Par Ilyass Chirac Poumie
Le choix du lamido de Rey-Bouba pourrait être présenté comme un retour symbolique du pouvoir dans le Nord-Cameroun, région d’origine d’Ahmadou Ahidjo. En novembre 1982, le premier président camerounais avait démissionné et transmis le pouvoir à son successeur constitutionnel, Paul Biya. Quarante-quatre ans plus tard, ce dernier envisage ainsi de remettre les clés de l’État à une personnalité issue de cette partie du pays qui lui avait ouvert les portes du palais d’Etoudi.
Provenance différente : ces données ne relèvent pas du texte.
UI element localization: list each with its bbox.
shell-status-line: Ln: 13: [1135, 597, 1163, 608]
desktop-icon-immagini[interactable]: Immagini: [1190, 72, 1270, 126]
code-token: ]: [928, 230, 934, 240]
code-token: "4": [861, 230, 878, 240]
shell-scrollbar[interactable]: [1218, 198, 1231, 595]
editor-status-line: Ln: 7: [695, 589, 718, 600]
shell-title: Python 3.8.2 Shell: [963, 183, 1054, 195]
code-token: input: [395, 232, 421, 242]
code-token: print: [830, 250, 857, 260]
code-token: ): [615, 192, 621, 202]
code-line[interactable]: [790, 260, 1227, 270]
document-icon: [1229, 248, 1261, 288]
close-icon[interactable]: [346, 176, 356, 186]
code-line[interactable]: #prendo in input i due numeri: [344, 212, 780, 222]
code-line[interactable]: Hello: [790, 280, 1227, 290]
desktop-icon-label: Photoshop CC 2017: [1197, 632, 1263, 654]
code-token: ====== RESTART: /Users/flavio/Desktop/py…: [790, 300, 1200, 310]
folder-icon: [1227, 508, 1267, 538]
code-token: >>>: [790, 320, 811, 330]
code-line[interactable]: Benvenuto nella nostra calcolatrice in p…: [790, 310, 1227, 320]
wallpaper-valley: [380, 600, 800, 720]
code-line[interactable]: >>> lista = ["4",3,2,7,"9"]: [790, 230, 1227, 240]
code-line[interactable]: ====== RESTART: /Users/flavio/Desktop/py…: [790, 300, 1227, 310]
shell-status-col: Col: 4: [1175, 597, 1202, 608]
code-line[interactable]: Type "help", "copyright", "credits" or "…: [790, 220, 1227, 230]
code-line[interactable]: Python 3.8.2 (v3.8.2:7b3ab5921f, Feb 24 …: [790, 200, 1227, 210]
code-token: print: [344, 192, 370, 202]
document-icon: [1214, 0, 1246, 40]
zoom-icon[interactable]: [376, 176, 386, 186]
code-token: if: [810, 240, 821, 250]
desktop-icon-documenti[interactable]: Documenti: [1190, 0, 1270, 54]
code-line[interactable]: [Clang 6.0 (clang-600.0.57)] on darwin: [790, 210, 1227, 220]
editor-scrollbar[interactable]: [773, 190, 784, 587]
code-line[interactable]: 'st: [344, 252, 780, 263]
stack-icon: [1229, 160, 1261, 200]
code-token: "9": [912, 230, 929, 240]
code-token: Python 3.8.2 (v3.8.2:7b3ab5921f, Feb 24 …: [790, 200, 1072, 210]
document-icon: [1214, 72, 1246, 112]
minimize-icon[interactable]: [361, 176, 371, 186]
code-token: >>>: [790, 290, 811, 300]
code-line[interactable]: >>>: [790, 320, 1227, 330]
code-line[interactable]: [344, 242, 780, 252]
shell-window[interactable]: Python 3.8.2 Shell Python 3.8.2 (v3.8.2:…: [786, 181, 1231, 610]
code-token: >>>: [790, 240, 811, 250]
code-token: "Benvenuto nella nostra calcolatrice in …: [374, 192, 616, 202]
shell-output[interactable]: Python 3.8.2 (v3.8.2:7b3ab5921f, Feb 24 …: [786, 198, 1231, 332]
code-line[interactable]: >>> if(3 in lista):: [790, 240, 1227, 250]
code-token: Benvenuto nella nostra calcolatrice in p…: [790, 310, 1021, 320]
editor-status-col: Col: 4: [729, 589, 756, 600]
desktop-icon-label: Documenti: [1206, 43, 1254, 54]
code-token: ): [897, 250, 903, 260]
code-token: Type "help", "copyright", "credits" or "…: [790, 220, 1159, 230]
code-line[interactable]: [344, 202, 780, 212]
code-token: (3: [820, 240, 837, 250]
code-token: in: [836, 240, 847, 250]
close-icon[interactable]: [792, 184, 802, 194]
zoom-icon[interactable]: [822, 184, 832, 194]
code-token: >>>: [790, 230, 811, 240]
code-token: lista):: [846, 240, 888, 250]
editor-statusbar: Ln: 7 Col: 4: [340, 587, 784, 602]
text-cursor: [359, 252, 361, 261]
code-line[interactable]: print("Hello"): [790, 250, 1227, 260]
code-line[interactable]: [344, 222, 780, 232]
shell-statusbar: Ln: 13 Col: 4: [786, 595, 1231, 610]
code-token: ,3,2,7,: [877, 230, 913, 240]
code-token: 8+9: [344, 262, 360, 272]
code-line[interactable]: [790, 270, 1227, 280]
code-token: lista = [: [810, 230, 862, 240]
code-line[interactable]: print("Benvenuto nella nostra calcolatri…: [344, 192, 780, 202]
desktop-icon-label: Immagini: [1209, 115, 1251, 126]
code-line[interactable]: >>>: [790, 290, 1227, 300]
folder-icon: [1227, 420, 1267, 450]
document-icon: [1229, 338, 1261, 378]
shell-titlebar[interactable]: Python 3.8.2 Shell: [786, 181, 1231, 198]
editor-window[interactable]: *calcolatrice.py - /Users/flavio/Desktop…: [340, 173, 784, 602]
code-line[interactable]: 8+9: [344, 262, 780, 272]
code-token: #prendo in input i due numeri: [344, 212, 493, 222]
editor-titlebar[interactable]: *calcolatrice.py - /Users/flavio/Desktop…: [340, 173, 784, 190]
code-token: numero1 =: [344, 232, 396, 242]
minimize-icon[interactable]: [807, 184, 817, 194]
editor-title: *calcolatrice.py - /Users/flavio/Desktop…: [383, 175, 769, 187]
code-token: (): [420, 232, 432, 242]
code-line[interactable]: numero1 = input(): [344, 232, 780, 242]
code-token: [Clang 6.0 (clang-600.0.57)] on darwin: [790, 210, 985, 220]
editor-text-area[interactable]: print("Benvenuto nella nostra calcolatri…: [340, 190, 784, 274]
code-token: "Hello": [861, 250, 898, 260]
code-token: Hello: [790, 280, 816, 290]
Cette lecture historique renforce le profil d’Aboubakary Abdoulaye comme candidat de compromis. Figure influente du septentrion, fidèle du régime et gardien d’une importante autorité traditionnelle, il pourrait rassurer les élites du Nord tout en préservant les équilibres régionaux sur lesquels repose le pouvoir depuis plusieurs décennies. Son accession à la présidence du Sénat, en mars 2026, avait déjà renforcé sa place dans l’ordre institutionnel.
Franck Biya reste néanmoins le deuxième nom sur la liste. Depuis plusieurs années, des mouvements proches du Rdpc militent en faveur de son entrée en politique. Sa nomination relancerait toutefois les accusations de succession dynastique et pourrait provoquer davantage de résistances.
Ferdinand Ngoh Ngoh arrive en troisième position. Ministre d’État et secrétaire général de la présidence, il demeure l’un des principaux centres de pouvoir du régime. Sa proximité avec Paul Biya et son influence sur l’appareil administratif font de lui un candidat incontournable, mais aussi une personnalité clivante au sein du sérail.
Réintroduit dans la Constitution par la réforme promulguée le 14 avril 2026, le vice-président sera nommé et révoqué par le chef de l’État. En cas de vacance du pouvoir, il achèvera le mandat présidentiel en cours, ce qui donne à cette nomination une importance décisive dans la préparation de l’après-Biya.